WHEREAS, The CBS headquarters is a freestanding 38-story, 800,000 sq. ft. tower sheathed in flame-textured Canadian black granite and glass and stands in a sunken plaza that occupies the entire western end of the block bounded by Fifth and Sixth Avenues and West 52nd and 53rd Streets; and

WHEREAS, The plaza is paved in a gray granite slightly lighter in color than the granite used in the building's piers and is sunken below street level by approximately two feet forming a retaining wall with parapets and vertical slits on the inside faces; and

WHEREAS, The owner has applied to LPC for approval for installation of  removable planting trays and granite logos on the granite knee wall around the building's plaza; and

WHEREAS, Saarinen is quoted in the 1997 LPC Designation Report:

"We tried to place the building on the site so that we could have a plaza and still not destroy the street line. A tower should not be tied in with lower street buildings. It should stand alone with air and light around it. A plaza is a very necessary thing in a city. It lets people sit in the sun and look at the sky. A plaza allows a building to be seen. Our buildings should be seen, because they are monuments of our time. But ... we have to remember the street line and we have to remember the space between is as important as the towers.
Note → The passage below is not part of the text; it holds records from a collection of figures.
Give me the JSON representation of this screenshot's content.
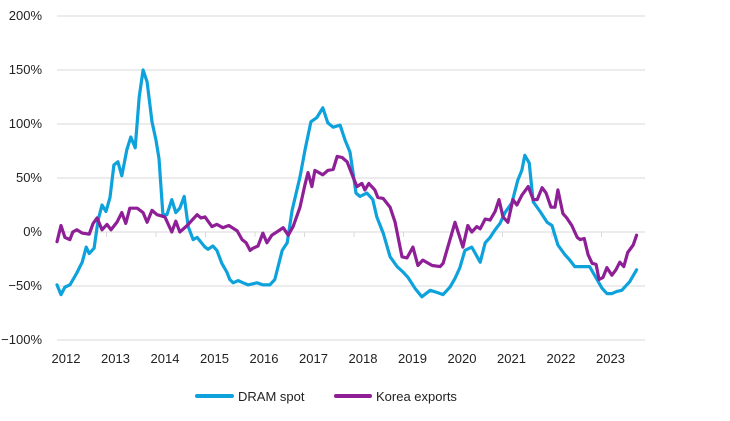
{
  "chart_data": {
    "type": "line",
    "title": "",
    "xlabel": "",
    "ylabel": "",
    "ylim": [
      -100,
      200
    ],
    "yticks": [
      -100,
      -50,
      0,
      50,
      100,
      150,
      200
    ],
    "ytick_labels": [
      "−100%",
      "−50%",
      "0%",
      "50%",
      "100%",
      "150%",
      "200%"
    ],
    "xticks": [
      2012,
      2013,
      2014,
      2015,
      2016,
      2017,
      2018,
      2019,
      2020,
      2021,
      2022,
      2023
    ],
    "xtick_labels": [
      "2012",
      "2013",
      "2014",
      "2015",
      "2016",
      "2017",
      "2018",
      "2019",
      "2020",
      "2021",
      "2022",
      "2023"
    ],
    "xlim": [
      2012,
      2023.9
    ],
    "grid": "horizontal",
    "legend_position": "bottom",
    "series": [
      {
        "name": "DRAM spot",
        "color": "#0ea2dc",
        "x": [
          2012.0,
          2012.08,
          2012.16,
          2012.26,
          2012.4,
          2012.51,
          2012.59,
          2012.65,
          2012.75,
          2012.83,
          2012.91,
          2012.99,
          2013.07,
          2013.15,
          2013.23,
          2013.31,
          2013.41,
          2013.49,
          2013.58,
          2013.66,
          2013.74,
          2013.82,
          2013.92,
          2014.0,
          2014.06,
          2014.14,
          2014.22,
          2014.32,
          2014.4,
          2014.48,
          2014.57,
          2014.65,
          2014.75,
          2014.83,
          2014.99,
          2015.05,
          2015.15,
          2015.23,
          2015.33,
          2015.43,
          2015.49,
          2015.56,
          2015.66,
          2015.76,
          2015.86,
          2016.04,
          2016.16,
          2016.3,
          2016.4,
          2016.55,
          2016.65,
          2016.75,
          2016.91,
          2017.01,
          2017.13,
          2017.25,
          2017.37,
          2017.47,
          2017.58,
          2017.72,
          2017.82,
          2017.92,
          2018.04,
          2018.12,
          2018.26,
          2018.38,
          2018.46,
          2018.59,
          2018.73,
          2018.87,
          2018.99,
          2019.09,
          2019.23,
          2019.37,
          2019.54,
          2019.68,
          2019.8,
          2019.94,
          2020.04,
          2020.14,
          2020.24,
          2020.38,
          2020.55,
          2020.65,
          2020.75,
          2020.85,
          2020.95,
          2021.05,
          2021.19,
          2021.31,
          2021.39,
          2021.45,
          2021.54,
          2021.62,
          2021.76,
          2021.9,
          2022.0,
          2022.12,
          2022.26,
          2022.36,
          2022.46,
          2022.62,
          2022.76,
          2022.91,
          2023.01,
          2023.11,
          2023.21,
          2023.31,
          2023.41,
          2023.57,
          2023.71
        ],
        "y": [
          -49,
          -58,
          -51,
          -49,
          -38,
          -28,
          -14,
          -20,
          -15,
          11,
          25,
          19,
          32,
          62,
          65,
          52,
          76,
          88,
          78,
          125,
          150,
          139,
          102,
          85,
          68,
          16,
          16,
          30,
          18,
          22,
          33,
          5,
          -7,
          -5,
          -14,
          -16,
          -13,
          -17,
          -29,
          -37,
          -44,
          -47,
          -45,
          -47,
          -49,
          -47,
          -49,
          -49,
          -44,
          -17,
          -10,
          20,
          51,
          76,
          102,
          106,
          115,
          101,
          97,
          99,
          85,
          74,
          36,
          33,
          36,
          30,
          14,
          -1,
          -23,
          -32,
          -37,
          -42,
          -52,
          -60,
          -54,
          -56,
          -58,
          -51,
          -43,
          -33,
          -17,
          -14,
          -28,
          -10,
          -5,
          2,
          8,
          18,
          27,
          48,
          57,
          71,
          64,
          28,
          19,
          9,
          6,
          -12,
          -21,
          -26,
          -32,
          -32,
          -32,
          -44,
          -52,
          -57,
          -57,
          -55,
          -54,
          -46,
          -35
        ]
      },
      {
        "name": "Korea exports",
        "color": "#8e1f96",
        "x": [
          2012.0,
          2012.08,
          2012.16,
          2012.26,
          2012.32,
          2012.4,
          2012.51,
          2012.65,
          2012.73,
          2012.81,
          2012.91,
          2013.01,
          2013.09,
          2013.21,
          2013.31,
          2013.39,
          2013.47,
          2013.62,
          2013.74,
          2013.82,
          2013.92,
          2014.02,
          2014.18,
          2014.32,
          2014.4,
          2014.48,
          2014.63,
          2014.73,
          2014.83,
          2014.91,
          2014.99,
          2015.13,
          2015.23,
          2015.35,
          2015.47,
          2015.64,
          2015.74,
          2015.82,
          2015.9,
          2015.96,
          2016.06,
          2016.16,
          2016.24,
          2016.34,
          2016.44,
          2016.57,
          2016.67,
          2016.77,
          2016.91,
          2017.01,
          2017.07,
          2017.15,
          2017.21,
          2017.37,
          2017.47,
          2017.58,
          2017.66,
          2017.76,
          2017.86,
          2017.98,
          2018.06,
          2018.16,
          2018.22,
          2018.3,
          2018.42,
          2018.48,
          2018.59,
          2018.73,
          2018.83,
          2018.97,
          2019.07,
          2019.19,
          2019.29,
          2019.39,
          2019.58,
          2019.74,
          2019.8,
          2020.04,
          2020.2,
          2020.3,
          2020.38,
          2020.48,
          2020.55,
          2020.65,
          2020.75,
          2020.85,
          2020.93,
          2021.01,
          2021.11,
          2021.21,
          2021.29,
          2021.39,
          2021.52,
          2021.62,
          2021.7,
          2021.8,
          2021.88,
          2021.98,
          2022.06,
          2022.12,
          2022.22,
          2022.3,
          2022.4,
          2022.51,
          2022.57,
          2022.65,
          2022.73,
          2022.81,
          2022.89,
          2022.95,
          2023.03,
          2023.11,
          2023.21,
          2023.29,
          2023.37,
          2023.45,
          2023.53,
          2023.64,
          2023.71
        ],
        "y": [
          -9,
          6,
          -5,
          -7,
          0,
          2,
          -1,
          -2,
          8,
          13,
          2,
          7,
          2,
          9,
          18,
          8,
          22,
          22,
          18,
          9,
          20,
          16,
          14,
          0,
          10,
          0,
          6,
          11,
          16,
          13,
          14,
          5,
          7,
          4,
          6,
          1,
          -7,
          -10,
          -17,
          -15,
          -13,
          -1,
          -10,
          -3,
          0,
          4,
          -3,
          5,
          23,
          44,
          55,
          42,
          57,
          53,
          57,
          58,
          70,
          69,
          65,
          51,
          42,
          45,
          39,
          45,
          39,
          32,
          31,
          23,
          9,
          -23,
          -24,
          -14,
          -31,
          -26,
          -31,
          -32,
          -29,
          9,
          -14,
          6,
          0,
          5,
          3,
          12,
          11,
          19,
          30,
          14,
          9,
          30,
          25,
          34,
          42,
          30,
          30,
          41,
          36,
          23,
          23,
          39,
          17,
          13,
          6,
          -5,
          -7,
          -6,
          -21,
          -29,
          -30,
          -44,
          -42,
          -33,
          -40,
          -35,
          -28,
          -32,
          -19,
          -12,
          -3
        ]
      }
    ]
  }
}
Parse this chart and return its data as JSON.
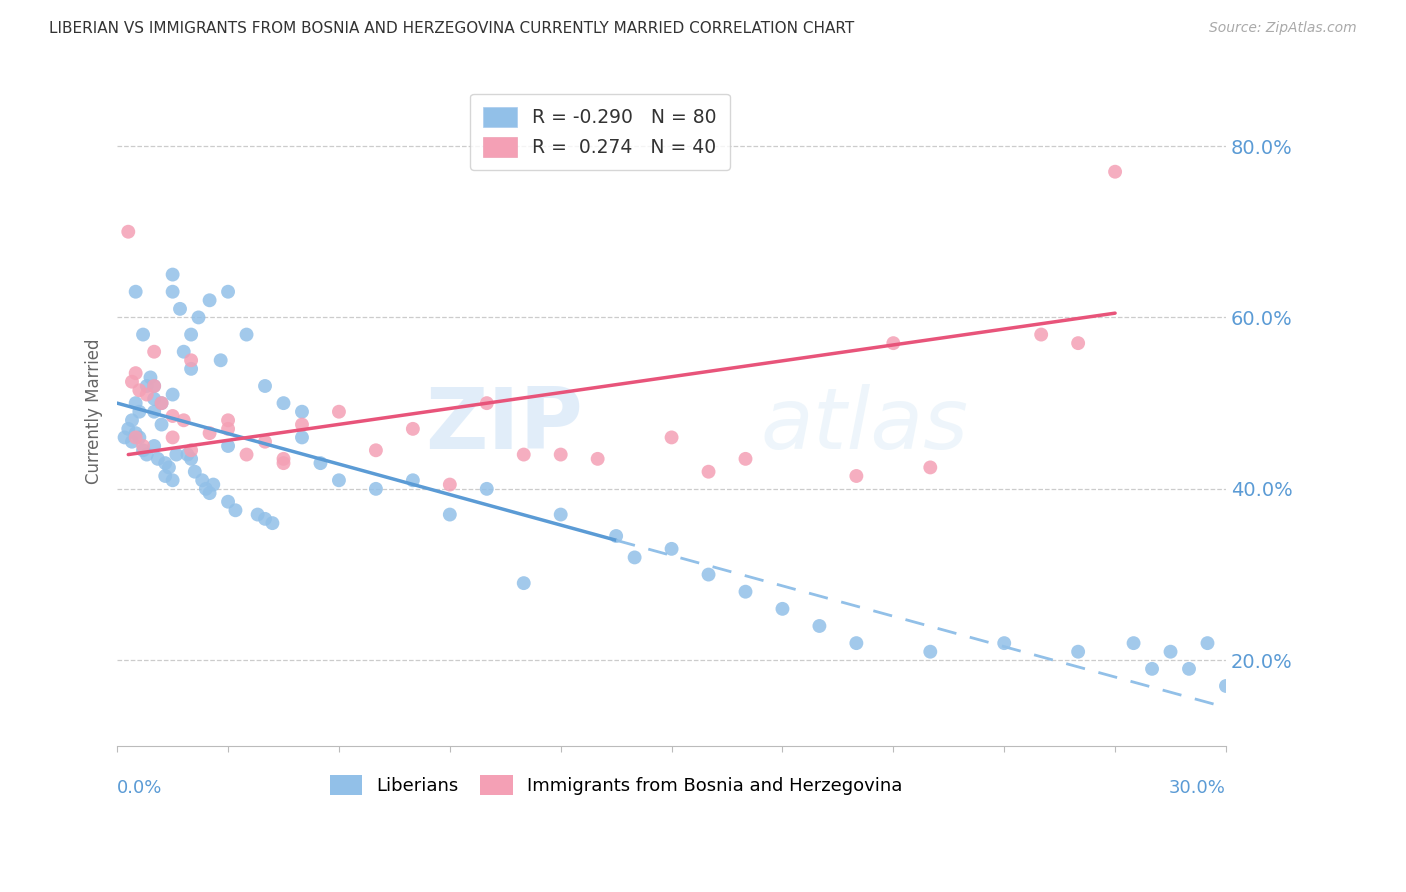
{
  "title": "LIBERIAN VS IMMIGRANTS FROM BOSNIA AND HERZEGOVINA CURRENTLY MARRIED CORRELATION CHART",
  "source": "Source: ZipAtlas.com",
  "ylabel": "Currently Married",
  "right_ytick_values": [
    20.0,
    40.0,
    60.0,
    80.0
  ],
  "xlim": [
    0.0,
    30.0
  ],
  "ylim": [
    10.0,
    88.0
  ],
  "blue_color": "#5b9bd5",
  "blue_scatter_color": "#92c0e8",
  "pink_color": "#e8547a",
  "pink_scatter_color": "#f4a0b5",
  "blue_R": -0.29,
  "blue_N": 80,
  "pink_R": 0.274,
  "pink_N": 40,
  "watermark": "ZIPatlas",
  "legend_bottom": [
    "Liberians",
    "Immigrants from Bosnia and Herzegovina"
  ],
  "background_color": "#ffffff",
  "blue_line_x0": 0.0,
  "blue_line_y0": 50.0,
  "blue_line_x1": 13.5,
  "blue_line_y1": 34.0,
  "blue_dash_x0": 13.5,
  "blue_dash_y0": 34.0,
  "blue_dash_x1": 30.0,
  "blue_dash_y1": 14.5,
  "pink_line_x0": 0.3,
  "pink_line_y0": 44.0,
  "pink_line_x1": 27.0,
  "pink_line_y1": 60.5,
  "blue_x": [
    0.2,
    0.3,
    0.4,
    0.4,
    0.5,
    0.5,
    0.5,
    0.6,
    0.6,
    0.7,
    0.7,
    0.8,
    0.8,
    0.9,
    1.0,
    1.0,
    1.0,
    1.0,
    1.1,
    1.2,
    1.2,
    1.3,
    1.3,
    1.4,
    1.5,
    1.5,
    1.5,
    1.5,
    1.6,
    1.7,
    1.8,
    1.9,
    2.0,
    2.0,
    2.0,
    2.1,
    2.2,
    2.3,
    2.4,
    2.5,
    2.5,
    2.6,
    2.8,
    3.0,
    3.0,
    3.0,
    3.2,
    3.5,
    3.8,
    4.0,
    4.0,
    4.2,
    4.5,
    5.0,
    5.0,
    5.5,
    6.0,
    7.0,
    8.0,
    9.0,
    10.0,
    11.0,
    12.0,
    13.5,
    14.0,
    15.0,
    16.0,
    17.0,
    18.0,
    19.0,
    20.0,
    22.0,
    24.0,
    26.0,
    27.5,
    28.0,
    28.5,
    29.0,
    29.5,
    30.0
  ],
  "blue_y": [
    46.0,
    47.0,
    45.5,
    48.0,
    63.0,
    50.0,
    46.5,
    49.0,
    46.0,
    58.0,
    44.5,
    52.0,
    44.0,
    53.0,
    52.0,
    50.5,
    49.0,
    45.0,
    43.5,
    50.0,
    47.5,
    43.0,
    41.5,
    42.5,
    65.0,
    63.0,
    51.0,
    41.0,
    44.0,
    61.0,
    56.0,
    44.0,
    58.0,
    54.0,
    43.5,
    42.0,
    60.0,
    41.0,
    40.0,
    62.0,
    39.5,
    40.5,
    55.0,
    63.0,
    45.0,
    38.5,
    37.5,
    58.0,
    37.0,
    52.0,
    36.5,
    36.0,
    50.0,
    49.0,
    46.0,
    43.0,
    41.0,
    40.0,
    41.0,
    37.0,
    40.0,
    29.0,
    37.0,
    34.5,
    32.0,
    33.0,
    30.0,
    28.0,
    26.0,
    24.0,
    22.0,
    21.0,
    22.0,
    21.0,
    22.0,
    19.0,
    21.0,
    19.0,
    22.0,
    17.0
  ],
  "pink_x": [
    0.3,
    0.4,
    0.5,
    0.6,
    0.8,
    1.0,
    1.2,
    1.5,
    1.8,
    2.0,
    2.5,
    3.0,
    3.5,
    4.0,
    4.5,
    5.0,
    6.0,
    7.0,
    8.0,
    9.0,
    10.0,
    11.0,
    12.0,
    13.0,
    15.0,
    16.0,
    17.0,
    20.0,
    21.0,
    22.0,
    25.0,
    26.0,
    27.0,
    0.5,
    0.7,
    1.0,
    1.5,
    2.0,
    3.0,
    4.5
  ],
  "pink_y": [
    70.0,
    52.5,
    53.5,
    51.5,
    51.0,
    56.0,
    50.0,
    48.5,
    48.0,
    55.0,
    46.5,
    47.0,
    44.0,
    45.5,
    43.5,
    47.5,
    49.0,
    44.5,
    47.0,
    40.5,
    50.0,
    44.0,
    44.0,
    43.5,
    46.0,
    42.0,
    43.5,
    41.5,
    57.0,
    42.5,
    58.0,
    57.0,
    77.0,
    46.0,
    45.0,
    52.0,
    46.0,
    44.5,
    48.0,
    43.0
  ]
}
These arrangements should be orderly and beautiful" - Eero Saarinen - On His Work

The Designation Report states: "Planters with trees have been placed in the plaza, planters with bushes have been placed on the parapets of the retaining wall"; and

WHEREAS, The proposal by the owner claims that the removable modular planting trays are intended to "soften the edges" of the plaza, however the installation of these elements would be to eliminate the seating available for those who want to sit along the low knee wall, contrary to Saarinen's intention that the plaza should be a place for respite and contemplation; and

WHEREAS, Community Board Five recognizes that the use of the plaza for public seating may constitute  a maintenance burden for the building's owners, it is nevertheless clearly a part of the total design that it should be utilized for this purpose; and 

WHEREAS, The Application includes two, 2 sq. ft high granite blocks at the corners of the knee wall on Sixth Avenue to contain the CBS "Eye" logo, which is not part of the original design; and

WHEREAS, The plaza contains wooden Rosenwach tree planters which are not sympathetic to the building's International Style architecture; and

WHEREAS, Community Board Five deems both the installation of the planting trays, the CBS granite logos and the existing tree planters all inappropriate with the building's design and the architect's intentions; and

WHEREAS, Community Board Five recommends that alternative proposals more harmonious with the plaza, including provision of seating for the public along the parapet knee wall, should be considered; therefore, be it

RESOLVED, Community Board Five recommends denial of the Application for 51 West 52nd Street (bet. 5th Avenue and Avenue of the Americas), (CBS Headquarters), for installation of removable planting trays and granite logos on the granite knee wall around the building's plaza.